Beberapa tahun terakhir, cuaca terasa semakin sulit diprediksi. Musim hujan dan kemarau datang tidak menentu, bahkan sering terjadi hujan deras di luar musim, atau kekeringan berkepanjangan. Bagi masyarakat umum, ini mungkin hanya dianggap cuaca yang "berubah-ubah." Tapi bagi petani, kondisi ini berdampak langsung pada hasil panen dan penghidupan mereka.
Di Kecamatan Sunggal, Kabupaten Deli Serdang, Sumatera Utara, para petani mulai merasakan bahwa perubahan iklim ini bukan sekadar isu global, tapi kenyataan yang mereka hadapi setiap hari di sawah.
Suara Petani: Musim Tanam Tak Lagi Bisa Diprediksi
Salah satu petani setempat menyampaikan bahwa biasanya musim hujan tiba di bulan Oktober atau November, namun belakangan ini datangnya sering terlambat atau terlalu cepat. Akibatnya, banyak tanaman padi yang rusak, bahkan gagal panen. Beliau mengatakan bahwa meskipun hanya satu kali panen yang gagal, kerugiannya cukup besar dan sangat memengaruhi kehidupan sehari-hari.
Petani pun kini harus lebih berhati-hati dalam menentukan waktu tanam. Mereka juga semakin aktif berdiskusi dalam kelompok tani untuk saling bertukar informasi soal kondisi cuaca dan pola tanam yang sesuai. Ini menunjukkan bahwa adaptasi sosial dan solidaritas antarpetani menjadi kunci penting dalam menghadapi perubahan iklim.
 Adaptasi di Lapangan: Diversifikasi dan Kerja Tambahan
Untuk mengatasi risiko gagal panen, beberapa petani mulai melakukan diversifikasi---misalnya menanam jagung atau ubi sebagai tanaman cadangan. Selain itu, sebagian juga mencari penghasilan tambahan di luar pertanian untuk menutupi kebutuhan keluarga.

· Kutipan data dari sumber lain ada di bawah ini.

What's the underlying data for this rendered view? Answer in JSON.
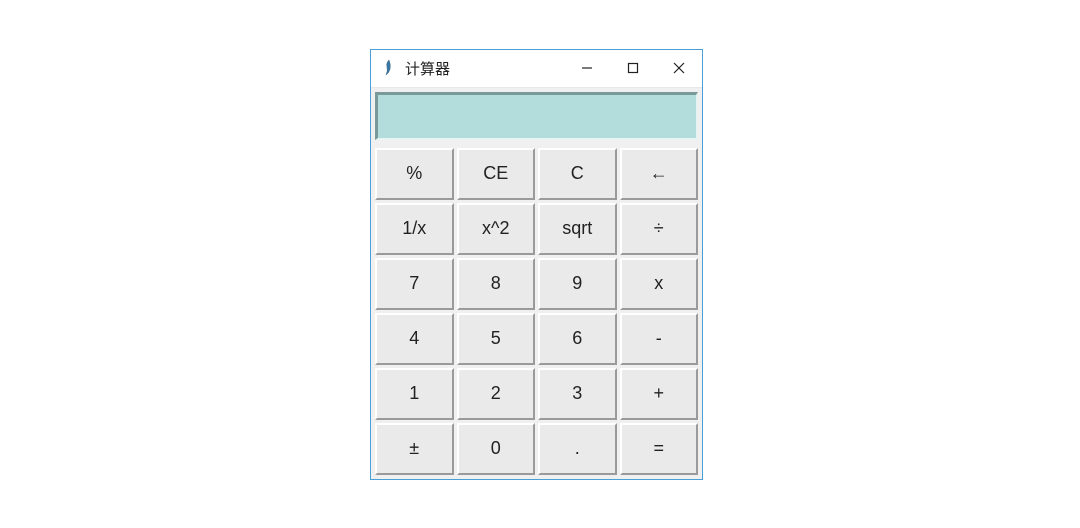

Langkah ini sejalan dengan temuan dari berbagai penelitian yang menyebutkan bahwa diversifikasi tanaman merupakan salah satu strategi adaptif yang cukup efektif dalam menghadapi cuaca ekstrem. Meski belum sepenuhnya mengatasi kerugian, upaya ini membantu petani untuk tetap bertahan dan menjaga keberlangsungan usaha tani mereka.
 Pelatihan: Upaya Sudah Ada, Tapi Masih Perlu Ditingkatkan
Salah satu bentuk dukungan dari pemerintah yang dirasakan oleh petani adalah pelatihan dari dinas pertanian terkait penggunaan pupuk organik dan pengelolaan air. Sayangnya, pelatihan ini masih jarang dilakukan dan belum mencakup seluruh petani. Banyak yang berharap agar kegiatan semacam ini bisa dilakukan secara rutin, mudah diakses, dan merata, terutama di desa-desa seperti Tanjung Selamat.
Berdasarkan berbagai sumber, pelatihan yang efektif dan konsisten tidak hanya meningkatkan pengetahuan petani, tetapi juga membentuk pola pikir yang lebih adaptif dan ramah lingkungan. Penggunaan pupuk organik, pengaturan air yang tepat, serta informasi cuaca yang akurat sangat dibutuhkan agar petani dapat bertani dengan lebih bijak dan siap menghadapi perubahan iklim.
 Penutup: Ketahanan Pangan Dimulai dari Petani yang Kuat
Petani adalah garda terdepan dalam menjaga ketahanan pangan bangsa. Oleh karena itu, dukungan terhadap mereka---baik melalui pelatihan, akses informasi, maupun bantuan teknis---harus menjadi prioritas. Di tengah tantangan perubahan iklim yang semakin nyata, petani seperti yang ada di Sunggal telah menunjukkan bahwa semangat bertahan dan beradaptasi masih sangat kuat. Namun mereka tidak bisa berjuang sendiri.
Kini saatnya semua pihak bersinergi untuk menciptakan sistem pertanian yang lebih tangguh, adil, dan berkelanjutan. Karena saat petani kuat, pangan pun terjaga.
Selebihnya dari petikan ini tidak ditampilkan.